I've had to have my head treated by a doctor, and more than likely I'll sue him for damages."

"I reckon you'll do what you can to make it hot for him," returned Tom.

"It's your way, Mr. Fogg. But just let me give you a word of advice--you take care that you don't get your fingers burnt."

"Ha! Is that a threat?"

"Oh, no. It is only a word of advice. Please to remember that we know all about you, and we won't stand any nonsense from you. If my brother really hurt you, he'll be willing to do the fair thing; but if you think you can gouge him in any way, you've got another guess coming."

"Looky!" came in a shrill voice from old Henry Grisley. "I thought we come here fer my money on that er mortgage," and from under a pair of heavy gray eyebrows he looked searchingly into the faces of Mr.

Sanderson and the lawyer.

"Yes, Mr. Grisley, that's what we came for," returned Belright Fogg, "and the sooner we come to business perhaps the better."

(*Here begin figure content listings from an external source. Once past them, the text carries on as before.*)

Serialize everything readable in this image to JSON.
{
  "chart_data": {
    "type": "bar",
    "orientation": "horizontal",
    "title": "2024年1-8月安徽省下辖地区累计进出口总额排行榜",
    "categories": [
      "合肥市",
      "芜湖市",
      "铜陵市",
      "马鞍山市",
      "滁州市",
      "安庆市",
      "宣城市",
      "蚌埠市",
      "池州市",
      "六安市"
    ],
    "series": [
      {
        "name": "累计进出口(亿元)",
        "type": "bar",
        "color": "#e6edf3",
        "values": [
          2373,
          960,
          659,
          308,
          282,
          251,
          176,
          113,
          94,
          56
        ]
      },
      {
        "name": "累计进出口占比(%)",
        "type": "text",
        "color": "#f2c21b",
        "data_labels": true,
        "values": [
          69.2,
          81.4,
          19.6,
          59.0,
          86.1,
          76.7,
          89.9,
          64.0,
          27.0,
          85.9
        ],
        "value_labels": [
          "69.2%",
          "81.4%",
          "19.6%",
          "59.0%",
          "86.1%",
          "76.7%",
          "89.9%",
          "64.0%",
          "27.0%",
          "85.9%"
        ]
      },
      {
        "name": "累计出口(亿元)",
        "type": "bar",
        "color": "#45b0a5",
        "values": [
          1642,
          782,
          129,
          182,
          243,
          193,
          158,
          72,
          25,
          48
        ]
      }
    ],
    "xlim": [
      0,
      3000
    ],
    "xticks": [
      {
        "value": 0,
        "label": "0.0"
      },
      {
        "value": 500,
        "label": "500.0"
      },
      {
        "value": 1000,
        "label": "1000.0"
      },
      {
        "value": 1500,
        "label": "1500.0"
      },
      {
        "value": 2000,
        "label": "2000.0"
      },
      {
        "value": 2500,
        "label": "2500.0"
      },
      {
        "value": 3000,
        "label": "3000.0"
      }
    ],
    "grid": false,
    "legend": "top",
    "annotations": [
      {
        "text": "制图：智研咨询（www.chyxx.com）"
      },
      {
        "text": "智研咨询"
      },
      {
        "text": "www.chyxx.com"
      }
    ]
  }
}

"As I've told you before, the money is gone--stolen," said Mr.

Sanderson. "I can't pay--at least not now, and I'd like an extension of time."

"Mr. Grisley isn't inclined to grant any extension," said Belright Fogg, somewhat pompously. "The mortgage is too big for this place anyway, and he feels that he ought to have his money."

"And if Mr. Sanderson can't pay, what then?" questioned Tom, before the farmer could speak.

"Why, we'll have to foreclose and sell the place," answered the lawyer, quickly.

"That's it! That's it!" came shrilly from old Henry Grisley. "I want my money--every cent of it. If I don't git it, I'm goin' to take the farm,"

he added in tones which were almost triumphant.

"But see here----" began Mr. Sanderson.

"Oh, Pa, don't let them sell the farm!" burst out Minnie, and as she spoke the tears started to her eyes.

"You won't sell the farm, Mr. Grisley," said Tom, coolly.

"Why not, if the money isn't paid?" cried the old man.

"The money will be paid--every cent of it," answered Tom.